Implementing Search with django CMS 4

Aug. 30, 2024

In this blog post I'd like to walk through the necessary steps to get started with a custom search index for a fairly typical django CMS website project.

Introduction

Having search (or: being able to search through a website's content) is a common requirement in most, if not all, modern websites. At least that's what I regularly experience when building websites for customers.

However, the type of search is key here. If you are building, say, a customer portal and you find yourself needing to implement search such that you can filter some lists, type into some select boxes to reduce the number of possible options or something like this, then it is quite a different approach than building a search index for dynamic content on djangoCMS sites.

Let me explain…

The Easy Path

Let's say you're building a typical CRUD-like app. Maybe you have a Customer model and want to allow the user to filter the list by typing the name, city, category or other field values of this model.

Doing that is straightforward. All you need for this are Q objects, .filter() and, if you feel super fancy and use PostgreSQL, __search lookups, SearchVector, SearchRank and possibly even lookups such as __trigram_similar. If you don't already know those, you can have a look at:

This is probably sufficient for >90% of use cases in CRUD apps. However, if we talk about django CMS, things can get a bit more complex…

The Issue

A django CMS site is not just a simple and static collection of lists, forms and some actions between them. django CMS not only allows but encourages us to build a website just like we write our code: decoupled, using components, and allowing reuse with insane amounts of customization for the content creators of your website.

This is good actually, it allows your customers to shape their website in any way they want. You just set up the correct building blocks, style them inside their own little componentized scope, and they drop them into sites wherever they like, using content that fits the use case and context and without any need to call you!

However, this also means that allowing users to search for content is a bit more difficult than querying single model instances and using .filter() calls.

This is simply because the content can be in any shape or form. We can't know what to query for. Even worse, every single plugin can have drastically different structures. We just can't use the builtins of Django like we could for our models in the example above.

The Solution

What we need to do is render the page content. But we can't really do that just in time when the website visitor is searching for stuff, since that would take too long.
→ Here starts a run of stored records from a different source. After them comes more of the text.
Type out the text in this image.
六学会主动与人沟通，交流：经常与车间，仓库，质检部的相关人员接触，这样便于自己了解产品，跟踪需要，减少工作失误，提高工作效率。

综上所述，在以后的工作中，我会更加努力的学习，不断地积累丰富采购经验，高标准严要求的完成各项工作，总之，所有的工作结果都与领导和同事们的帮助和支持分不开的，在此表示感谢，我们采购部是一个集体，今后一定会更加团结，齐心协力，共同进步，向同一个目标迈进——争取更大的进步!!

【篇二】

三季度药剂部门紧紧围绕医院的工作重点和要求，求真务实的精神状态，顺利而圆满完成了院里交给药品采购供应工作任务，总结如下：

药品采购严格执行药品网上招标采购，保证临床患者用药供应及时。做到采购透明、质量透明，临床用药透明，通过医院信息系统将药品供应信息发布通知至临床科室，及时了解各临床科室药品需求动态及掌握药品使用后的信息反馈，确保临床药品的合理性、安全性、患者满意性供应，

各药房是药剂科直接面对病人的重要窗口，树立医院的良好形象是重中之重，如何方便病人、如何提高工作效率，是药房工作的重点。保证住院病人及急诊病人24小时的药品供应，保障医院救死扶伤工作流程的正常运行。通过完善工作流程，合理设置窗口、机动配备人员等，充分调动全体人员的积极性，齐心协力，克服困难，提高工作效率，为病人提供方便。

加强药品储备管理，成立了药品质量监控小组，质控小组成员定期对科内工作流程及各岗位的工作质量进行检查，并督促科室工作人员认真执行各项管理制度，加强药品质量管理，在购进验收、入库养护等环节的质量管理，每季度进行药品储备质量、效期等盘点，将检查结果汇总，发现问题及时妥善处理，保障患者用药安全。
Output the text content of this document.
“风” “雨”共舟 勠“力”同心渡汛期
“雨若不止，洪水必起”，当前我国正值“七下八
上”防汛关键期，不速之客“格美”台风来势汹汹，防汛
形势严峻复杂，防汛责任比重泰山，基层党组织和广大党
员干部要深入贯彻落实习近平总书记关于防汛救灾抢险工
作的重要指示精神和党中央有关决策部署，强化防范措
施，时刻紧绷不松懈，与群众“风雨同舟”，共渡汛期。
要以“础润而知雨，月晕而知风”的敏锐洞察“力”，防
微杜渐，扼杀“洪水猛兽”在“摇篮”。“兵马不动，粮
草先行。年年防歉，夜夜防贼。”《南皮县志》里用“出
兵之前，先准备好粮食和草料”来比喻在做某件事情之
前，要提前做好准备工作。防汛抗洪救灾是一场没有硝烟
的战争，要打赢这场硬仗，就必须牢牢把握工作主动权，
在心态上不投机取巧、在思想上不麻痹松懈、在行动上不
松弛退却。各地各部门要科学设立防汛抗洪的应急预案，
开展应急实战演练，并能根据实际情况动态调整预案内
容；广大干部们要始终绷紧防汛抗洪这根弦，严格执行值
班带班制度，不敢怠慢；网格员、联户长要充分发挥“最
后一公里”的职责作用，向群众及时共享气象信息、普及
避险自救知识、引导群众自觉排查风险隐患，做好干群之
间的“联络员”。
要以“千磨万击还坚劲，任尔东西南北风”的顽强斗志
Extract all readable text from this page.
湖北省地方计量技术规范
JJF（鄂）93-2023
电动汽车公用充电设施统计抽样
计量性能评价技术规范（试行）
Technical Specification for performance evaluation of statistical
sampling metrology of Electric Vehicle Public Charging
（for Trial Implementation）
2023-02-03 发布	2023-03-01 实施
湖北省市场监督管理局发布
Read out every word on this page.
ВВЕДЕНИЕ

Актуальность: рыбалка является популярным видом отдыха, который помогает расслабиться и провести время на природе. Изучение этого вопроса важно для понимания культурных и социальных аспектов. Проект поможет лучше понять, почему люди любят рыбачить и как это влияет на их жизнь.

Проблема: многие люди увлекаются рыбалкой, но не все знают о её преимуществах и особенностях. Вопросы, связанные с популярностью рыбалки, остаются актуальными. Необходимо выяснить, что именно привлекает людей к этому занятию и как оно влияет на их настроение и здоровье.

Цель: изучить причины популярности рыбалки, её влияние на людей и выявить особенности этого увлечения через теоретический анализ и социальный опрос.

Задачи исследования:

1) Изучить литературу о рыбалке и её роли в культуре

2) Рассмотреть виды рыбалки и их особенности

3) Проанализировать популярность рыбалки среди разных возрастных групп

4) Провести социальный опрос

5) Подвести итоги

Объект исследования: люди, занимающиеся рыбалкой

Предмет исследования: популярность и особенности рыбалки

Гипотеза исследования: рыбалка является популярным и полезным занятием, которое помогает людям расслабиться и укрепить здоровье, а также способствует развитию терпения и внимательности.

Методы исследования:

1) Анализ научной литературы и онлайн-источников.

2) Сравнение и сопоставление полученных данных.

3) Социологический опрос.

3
We could somehow pre-render the page ahead of time, store the text somewhere and query against it instead. We need something called a search index!

Luckily, the Django ecosystem has a package called django-haystack that handles all the nitty-gritty details of maintaining search indexes for us. It allows us to hook into every step along the way, provides management commands and more. Let's see how djangocms-haystack uses it!

Before we get started: have a look at the Django Haystack documentation and maybe even at a simple search index that was already built:

Implementation

By default, we need to define our indexes by extending the provided base class and place our class inside a file called search_indexes.py. It also needs to be created inside an app that is in your INSTALLED_APPS or it won't get discovered.

If we do that, our class could look something like this:

`search_indexes.py`

from cms.models import PageContent 
from django.db.models import Q from haystack import indexes
from djangocms_haystack.base import BaseIndex


class PageContentIndex(BaseIndex, indexes.Indexable):
    def get_url(self, instance):
        return instance.page.get_absolute_url()

    def get_title(self, instance):
        return instance.title

    def get_description(self, instance):
        return instance.meta_description or ""

    def get_model(self):
        return PageContent


    def get_index_queryset(self, language):
        return PageContent.objects.filter(
            Q(redirect__exact="") | Q(redirect__isnull=True),
            language=language,
        )

As you can see, this only works because we inherit from a custom-built base class in djangocms-haystack. This one is where most of the magic happens and looks something like this:

`base.py`

from typing import Optional

from cms.models import CMSPlugin, Placeholder
from django.conf import settings
from django.contrib.contenttypes.models import ContentType
from django.core.handlers.wsgi import WSGIRequest
from django.db import models
from django.utils import translation
from haystack import indexes

from djangocms_haystack.helpers import get_plugin_index_data, get_request


class BaseIndex(indexes.SearchIndex):
    text = indexes.CharField(document=True, use_template=False)
    language = indexes.CharField()
    description = indexes.CharField(indexed=False, stored=True, null=True)
    url = indexes.CharField(stored=True, indexed=False)
    title = indexes.CharField(stored=True, indexed=False)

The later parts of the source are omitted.